Kikuchi T, Némethy G, Scheraga H A
Baker Laboratory of Chemistry, Cornell University, Ithaca, New York 14853-1301.
J Protein Chem. 1988 Aug;7(4):427-71. doi: 10.1007/BF01024890.
The location of structural domains in proteins is predicted from the amino acid sequence, based on the analysis of a computed contact map for the protein, the average distance map (ADM). Interactions between residues i and j in a protein are subdivided into several ranges, according to the separation [i-j[ in the amino acid sequence. Within each range, average spatial distances between every pair of amino acid residues are computed from a data base of known protein structures. Infrequently occurring pairs are omitted as being statistically insignificant. The average distances are used to construct a predicted ADM. The ADM is analyzed for the occurrence of regions with high densities of contacts (compact regions). Locations of rapid changes of density between various parts of the map are determined by the use of scanning plots of contact densities. These locations serve to pinpoint the distribution of compact regions. This distribution, in turn, is used to predict boundaries of domains in the protein. The technique provides an objective method for the location of domains both on a contact map derived from a known three-dimensional protein structure, the real distance map (RDM), and on an ADM. While most other published methods for the identification of domains locate them in the known three-dimensional structure of a protein, the technique presented here also permits the prediction of domains in proteins of unknown spatial structure, as the construction of the ADM for a given protein requires knowledge of only its amino acid sequence.

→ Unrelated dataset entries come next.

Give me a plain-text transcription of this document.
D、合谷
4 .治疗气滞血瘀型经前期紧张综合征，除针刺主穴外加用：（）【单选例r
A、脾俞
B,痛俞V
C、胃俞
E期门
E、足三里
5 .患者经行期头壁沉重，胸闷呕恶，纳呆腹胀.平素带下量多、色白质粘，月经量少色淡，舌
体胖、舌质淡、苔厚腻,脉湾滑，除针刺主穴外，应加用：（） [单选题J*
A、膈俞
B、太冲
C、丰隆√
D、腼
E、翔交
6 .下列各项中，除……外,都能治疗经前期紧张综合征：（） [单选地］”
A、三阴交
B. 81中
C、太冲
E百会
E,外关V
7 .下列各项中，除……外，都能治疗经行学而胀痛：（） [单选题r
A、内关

基于对蛋白质计算接触图(平均距离图,ADM)的分析,从氨基酸序列预测蛋白质中结构域的位置。根据氨基酸序列中的间隔[i - j],将蛋白质中残基i和j之间的相互作用细分为几个范围。在每个范围内,从已知蛋白质结构数据库中计算每对氨基酸残基之间的平均空间距离。不常出现的对作为统计上无意义的对被省略。平均距离用于构建预测的ADM。分析ADM中具有高密度接触区域(紧密区域)的出现情况。通过使用接触密度扫描图来确定图中不同部分之间密度快速变化的位置。这些位置用于确定紧密区域的分布。反过来,这种分布用于预测蛋白质中结构域的边界。该技术为在从已知三维蛋白质结构导出的接触图(实际距离图,RDM)和ADM上定位结构域提供了一种客观方法。虽然大多数其他已发表的用于鉴定结构域的方法是在蛋白质的已知三维结构中定位它们,但这里提出的技术也允许预测空间结构未知的蛋白质中的结构域,因为构建给定蛋白质的ADM仅需要其氨基酸序列的知识。